Fifty-five decibels is the highest loudness that is universally safe. From 55 to 80 decibels, people are usually safe but this can vary due to such considerations as individual sensitivity, age, genetics, medical and noise-exposure history. The more often, prolonged, loud and high-pitched the noise is, the more damaging. Most people are safe with occasional exposure to 70 decibels. Above 80 decibels, possibly 75 in children, the ear is more predictably and universally subject to harm. The more one is exposed to loud noise, the more his inner ear structures are traumatized and damaged, the lower his safe decibel level gets and the more he needs protection from daily-life, street, social or work-place noises. He may, for example, require ear plugs, industrial ear muffs, keeping the stereo on low volume or avoidance of offending situations such as by walking the long way around a construction site - or not going to simchas!

Scientific and medical tests have established that sustained loud noise levels of 85 decibels or higher are hazardous. Waiters, musicians, caterers, hall management and personnel and any others in any noisy work environment are in repeated jeopardy. Experts are considering dropping the defined "safe" limit from 85 to 80 decibels in a work place, since damage can already be possible between 80 and 85 [85 is about the volume level of a rattling sink garbage disposal, mini-bike, vacuum cleaner or crowded school bus]. Small increases of decibel count can actually represent large increases in loudness. A three decibel increase represents a doubling of sound. Since decibel numbers increase logarithmically, like the Richter scale which measures the force of earthquakes, 130 decibel sound amplification at a wedding is about 1,000 times louder than a 50 decibel conversation with a normal speaking voice. As another example, a subway train's sound is 100 decibels [115 when screeching]. 110 decibels is ten times as loud as 100. Imagine you are standing on the local platform of an underground subway station and an express goes by at full speed. An increase of 10 decibels equals the noise level of ten express trains going by simultaneously and an increase of 20 decibels equals 100 express trains roaring by simultaneously. The more you increase the decibel count, the more enormous the increases in sound level are.

If you can't speak in a normal voice to be heard over a noise, the noise is too loud. If someone next to you can hear the music coming from your stereo headphone, it is too loud. Every time you add five decibels, the time needed to cause permanent damage decreases by half. At a typical chasuna, permanent damage can be done in less than a half hour, possibly in a matter of minutes. You might notice speech is muffled, sounds are confused or that you are asking people to repeat themselves.

The high intensity amplification of music at simchas commonly causes people damage and suffering. This danger is not restricted to simchas, either. This can apply at any function or in any manifestation where there is loud electronic sound amplification, for example: large scale lectures, concerts, organizational meetings, conventions, in restaurants, listening to music through head phones [with sound very close to the inner ear] above a soft level, home appliances such as hair dryers or blaring loud amplification in a motor vehicle. However, simchas, such as weddings, vorts [engagement parties] or bar mitzvas, are the most common examples of events in contemporary Jewish culture at which there is loud amplification. Even youth who want loudness do not have the right to want something dangerous or to be cruel to entire crowds of people. Except for the relatively young and immature - whose inner ears have not YET collapsed from loud noise trauma - people don't enjoy loud simchas...they are in pain!

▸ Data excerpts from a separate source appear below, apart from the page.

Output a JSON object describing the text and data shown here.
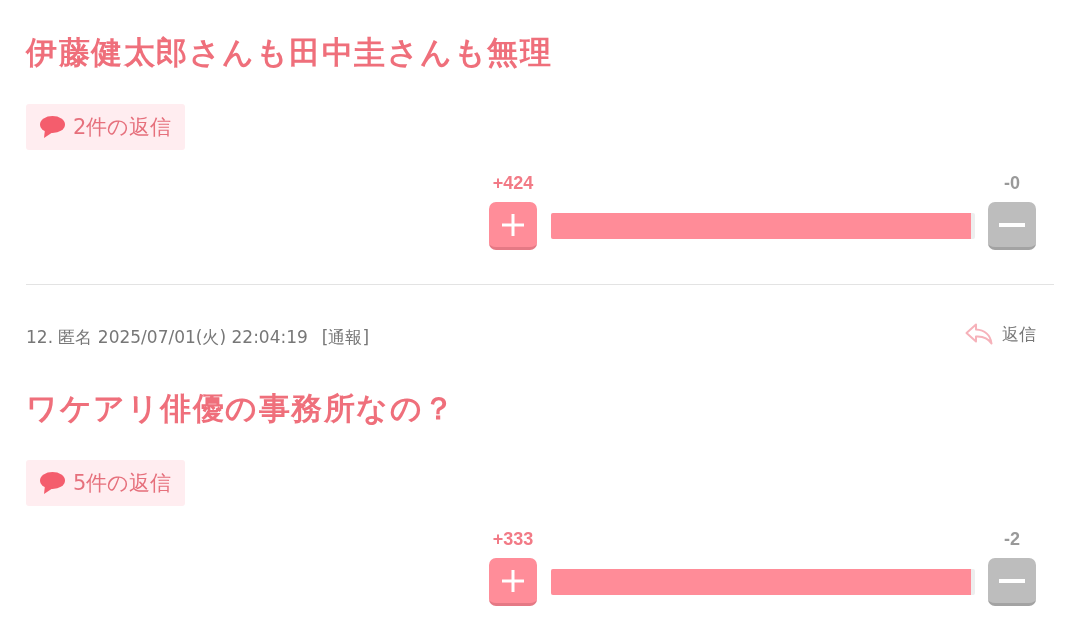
{
  "posts": [
    {
      "title": "伊藤健太郎さんも田中圭さんも無理",
      "replies": "2件の返信",
      "votes": {
        "plus": "+424",
        "minus": "-0",
        "level": 0.99
      }
    },
    {
      "meta": "12. 匿名 2025/07/01(火) 22:04:19",
      "report": "[通報]",
      "reply": "返信",
      "title": "ワケアリ俳優の事務所なの？",
      "replies": "5件の返信",
      "votes": {
        "plus": "+333",
        "minus": "-2",
        "level": 0.99
      }
    }
  ]
}
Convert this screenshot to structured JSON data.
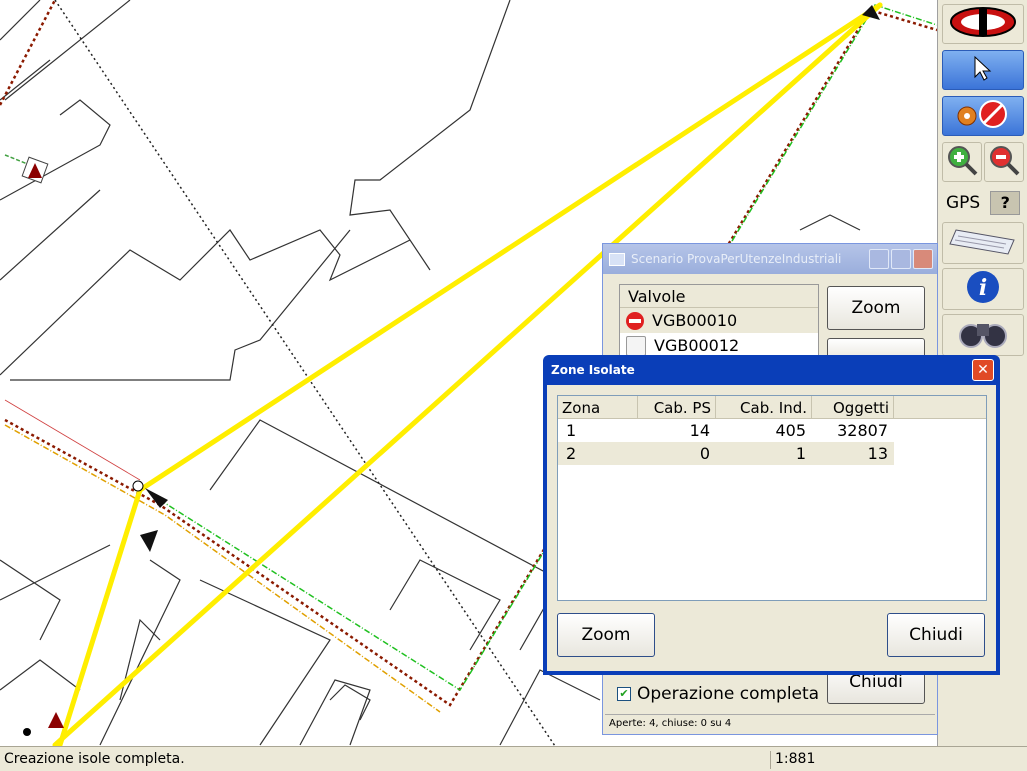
{
  "scenario_window": {
    "title": "Scenario ProvaPerUtenzeIndustriali",
    "list_header": "Valvole",
    "valves": [
      {
        "name": "VGB00010",
        "icon": "no-entry-icon"
      },
      {
        "name": "VGB00012",
        "icon": "checkbox-icon"
      }
    ],
    "zoom_button": "Zoom",
    "close_button": "Chiudi",
    "operation_checkbox": "Operazione completa",
    "status": "Aperte: 4, chiuse: 0 su 4"
  },
  "zone_window": {
    "title": "Zone Isolate",
    "columns": [
      "Zona",
      "Cab. PS",
      "Cab. Ind.",
      "Oggetti"
    ],
    "rows": [
      {
        "zona": "1",
        "cab_ps": "14",
        "cab_ind": "405",
        "oggetti": "32807"
      },
      {
        "zona": "2",
        "cab_ps": "0",
        "cab_ind": "1",
        "oggetti": "13"
      }
    ],
    "zoom_button": "Zoom",
    "close_button": "Chiudi"
  },
  "toolbar": {
    "gps_label": "GPS",
    "gps_help": "?",
    "icons": [
      "logo-icon",
      "pointer-icon",
      "settings-disabled-icon",
      "zoom-in-icon",
      "zoom-out-icon",
      "keyboard-icon",
      "info-icon",
      "binoculars-icon"
    ]
  },
  "statusbar": {
    "message": "Creazione isole completa.",
    "scale": "1:881"
  },
  "colors": {
    "highlight_line": "#ffea00",
    "window_title_active": "#0a3eb8"
  }
}
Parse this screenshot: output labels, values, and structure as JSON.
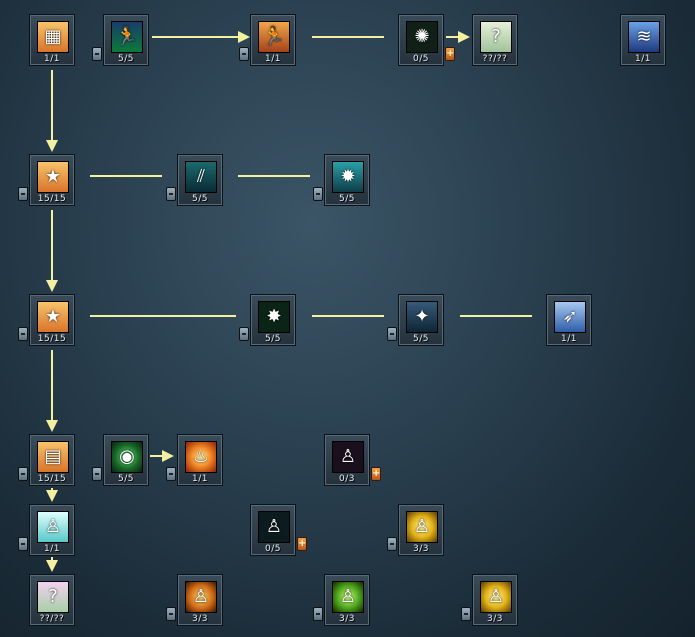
{
  "skills": [
    {
      "id": "s1",
      "level": "1/1",
      "icon": "treasure-box-icon",
      "theme": "t-box",
      "glyph": "▦",
      "minus": false,
      "plus": false
    },
    {
      "id": "s2",
      "level": "5/5",
      "icon": "figure-leaves-icon",
      "theme": "t-green",
      "glyph": "🏃",
      "minus": true,
      "plus": false
    },
    {
      "id": "s3",
      "level": "1/1",
      "icon": "figure-leaves-orange-icon",
      "theme": "t-orange",
      "glyph": "🏃",
      "minus": true,
      "plus": false
    },
    {
      "id": "s4",
      "level": "0/5",
      "icon": "dark-creature-icon",
      "theme": "t-dark",
      "glyph": "✺",
      "minus": false,
      "plus": true
    },
    {
      "id": "s5",
      "level": "??/??",
      "icon": "question-mark-icon",
      "theme": "t-quest",
      "glyph": "?",
      "minus": false,
      "plus": false
    },
    {
      "id": "s6",
      "level": "1/1",
      "icon": "dash-figure-icon",
      "theme": "t-blue",
      "glyph": "≋",
      "minus": false,
      "plus": false
    },
    {
      "id": "s7",
      "level": "15/15",
      "icon": "treasure-box-stars-icon",
      "theme": "t-box",
      "glyph": "★",
      "minus": true,
      "plus": false
    },
    {
      "id": "s8",
      "level": "5/5",
      "icon": "claw-slash-icon",
      "theme": "t-teal",
      "glyph": "⫽",
      "minus": true,
      "plus": false
    },
    {
      "id": "s9",
      "level": "5/5",
      "icon": "thorn-burst-icon",
      "theme": "t-cyan",
      "glyph": "✹",
      "minus": true,
      "plus": false
    },
    {
      "id": "s10",
      "level": "15/15",
      "icon": "treasure-box-stars-icon",
      "theme": "t-box",
      "glyph": "★",
      "minus": true,
      "plus": false
    },
    {
      "id": "s11",
      "level": "5/5",
      "icon": "green-beast-icon",
      "theme": "t-green2",
      "glyph": "✸",
      "minus": true,
      "plus": false
    },
    {
      "id": "s12",
      "level": "5/5",
      "icon": "shadow-leap-icon",
      "theme": "t-steel",
      "glyph": "✦",
      "minus": true,
      "plus": false
    },
    {
      "id": "s13",
      "level": "1/1",
      "icon": "swift-runner-icon",
      "theme": "t-sky",
      "glyph": "➶",
      "minus": false,
      "plus": false
    },
    {
      "id": "s14",
      "level": "15/15",
      "icon": "treasure-box-max-icon",
      "theme": "t-box",
      "glyph": "▤",
      "minus": true,
      "plus": false
    },
    {
      "id": "s15",
      "level": "5/5",
      "icon": "green-ring-icon",
      "theme": "t-ring",
      "glyph": "◉",
      "minus": true,
      "plus": false
    },
    {
      "id": "s16",
      "level": "1/1",
      "icon": "fire-figure-icon",
      "theme": "t-fire",
      "glyph": "♨",
      "minus": true,
      "plus": false
    },
    {
      "id": "s17",
      "level": "0/3",
      "icon": "purple-figure-icon",
      "theme": "t-purple",
      "glyph": "♙",
      "minus": false,
      "plus": true
    },
    {
      "id": "s18",
      "level": "1/1",
      "icon": "aqua-figure-icon",
      "theme": "t-aqua",
      "glyph": "♙",
      "minus": true,
      "plus": false
    },
    {
      "id": "s19",
      "level": "0/5",
      "icon": "dark-teal-figure-icon",
      "theme": "t-darkteal",
      "glyph": "♙",
      "minus": false,
      "plus": true
    },
    {
      "id": "s20",
      "level": "3/3",
      "icon": "golden-aura-icon",
      "theme": "t-gold",
      "glyph": "♙",
      "minus": true,
      "plus": false
    },
    {
      "id": "s21",
      "level": "??/??",
      "icon": "question-mark-pink-icon",
      "theme": "t-quest2",
      "glyph": "?",
      "minus": false,
      "plus": false
    },
    {
      "id": "s22",
      "level": "3/3",
      "icon": "orange-aura-icon",
      "theme": "t-orb-o",
      "glyph": "♙",
      "minus": true,
      "plus": false
    },
    {
      "id": "s23",
      "level": "3/3",
      "icon": "green-aura-icon",
      "theme": "t-orb-g",
      "glyph": "♙",
      "minus": true,
      "plus": false
    },
    {
      "id": "s24",
      "level": "3/3",
      "icon": "gold-aura-icon",
      "theme": "t-gold",
      "glyph": "♙",
      "minus": true,
      "plus": false
    }
  ],
  "colors": {
    "connector": "#f3f0a0",
    "background": "#2a4050"
  }
}
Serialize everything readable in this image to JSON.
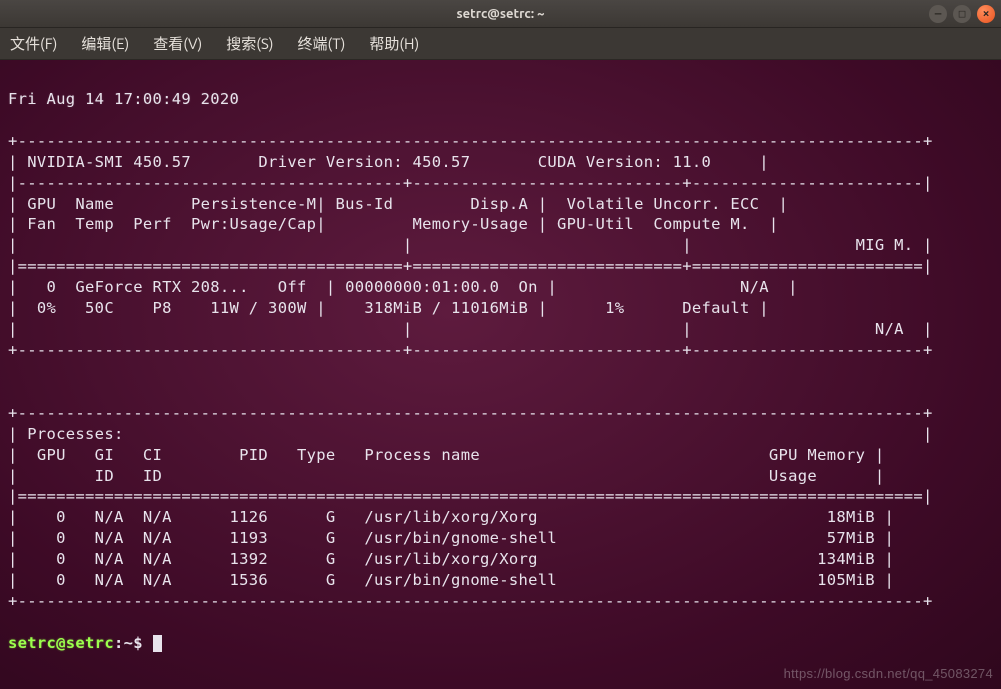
{
  "window": {
    "title": "setrc@setrc: ~",
    "minimize_tip": "minimize",
    "maximize_tip": "maximize",
    "close_tip": "close"
  },
  "menu": {
    "file": "文件(F)",
    "edit": "编辑(E)",
    "view": "查看(V)",
    "search": "搜索(S)",
    "terminal": "终端(T)",
    "help": "帮助(H)"
  },
  "nvsmi": {
    "timestamp": "Fri Aug 14 17:00:49 2020",
    "smi_version": "450.57",
    "driver_version": "450.57",
    "cuda_version": "11.0",
    "headers": {
      "gpu": "GPU",
      "name": "Name",
      "persistence": "Persistence-M",
      "fan": "Fan",
      "temp": "Temp",
      "perf": "Perf",
      "pwr": "Pwr:Usage/Cap",
      "busid": "Bus-Id",
      "dispa": "Disp.A",
      "memusage": "Memory-Usage",
      "volatile": "Volatile Uncorr. ECC",
      "gpuutil": "GPU-Util",
      "compute": "Compute M.",
      "mig": "MIG M.",
      "processes": "Processes:",
      "gi": "GI",
      "ci": "CI",
      "id": "ID",
      "pid": "PID",
      "type": "Type",
      "process_name": "Process name",
      "gpu_memory": "GPU Memory",
      "usage": "Usage"
    },
    "gpus": [
      {
        "index": "0",
        "name": "GeForce RTX 208...",
        "persistence": "Off",
        "fan": "0%",
        "temp": "50C",
        "perf": "P8",
        "pwr_usage": "11W",
        "pwr_cap": "300W",
        "bus_id": "00000000:01:00.0",
        "disp_a": "On",
        "mem_used": "318MiB",
        "mem_total": "11016MiB",
        "volatile_ecc": "N/A",
        "gpu_util": "1%",
        "compute_m": "Default",
        "mig_m": "N/A"
      }
    ],
    "processes": [
      {
        "gpu": "0",
        "gi": "N/A",
        "ci": "N/A",
        "pid": "1126",
        "type": "G",
        "name": "/usr/lib/xorg/Xorg",
        "gpu_mem": "18MiB"
      },
      {
        "gpu": "0",
        "gi": "N/A",
        "ci": "N/A",
        "pid": "1193",
        "type": "G",
        "name": "/usr/bin/gnome-shell",
        "gpu_mem": "57MiB"
      },
      {
        "gpu": "0",
        "gi": "N/A",
        "ci": "N/A",
        "pid": "1392",
        "type": "G",
        "name": "/usr/lib/xorg/Xorg",
        "gpu_mem": "134MiB"
      },
      {
        "gpu": "0",
        "gi": "N/A",
        "ci": "N/A",
        "pid": "1536",
        "type": "G",
        "name": "/usr/bin/gnome-shell",
        "gpu_mem": "105MiB"
      }
    ]
  },
  "prompt": {
    "user_host": "setrc@setrc",
    "colon": ":",
    "path": "~",
    "symbol": "$"
  },
  "watermark": "https://blog.csdn.net/qq_45083274"
}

I could put a hat on your head and you would not be damaged. If I put an 18 wheel truck on your head, you would be crushed as flat as a pancake. If I put conversational sound at about 55 decibels into your ear, you would not be damaged. If I put amplified sound at about 130 decibels into your ear, inner ear structures would be crushed like that pancake. The ear is only made to handle a limited range of sound intensities - for limited periods of time. When loudness levels exceed what G-d made the ear to handle, the ear is overwhelmed - with what can be permanent the ear AND the person's quality of life, health and ability to function. This "pancake" analogy tells us what happens to the inner ear at simchas with amplification levels around 130 decibels. Since many people do not know that they are subjecting themselves to harm and do not leave, they compound their danger every minute that they remain present.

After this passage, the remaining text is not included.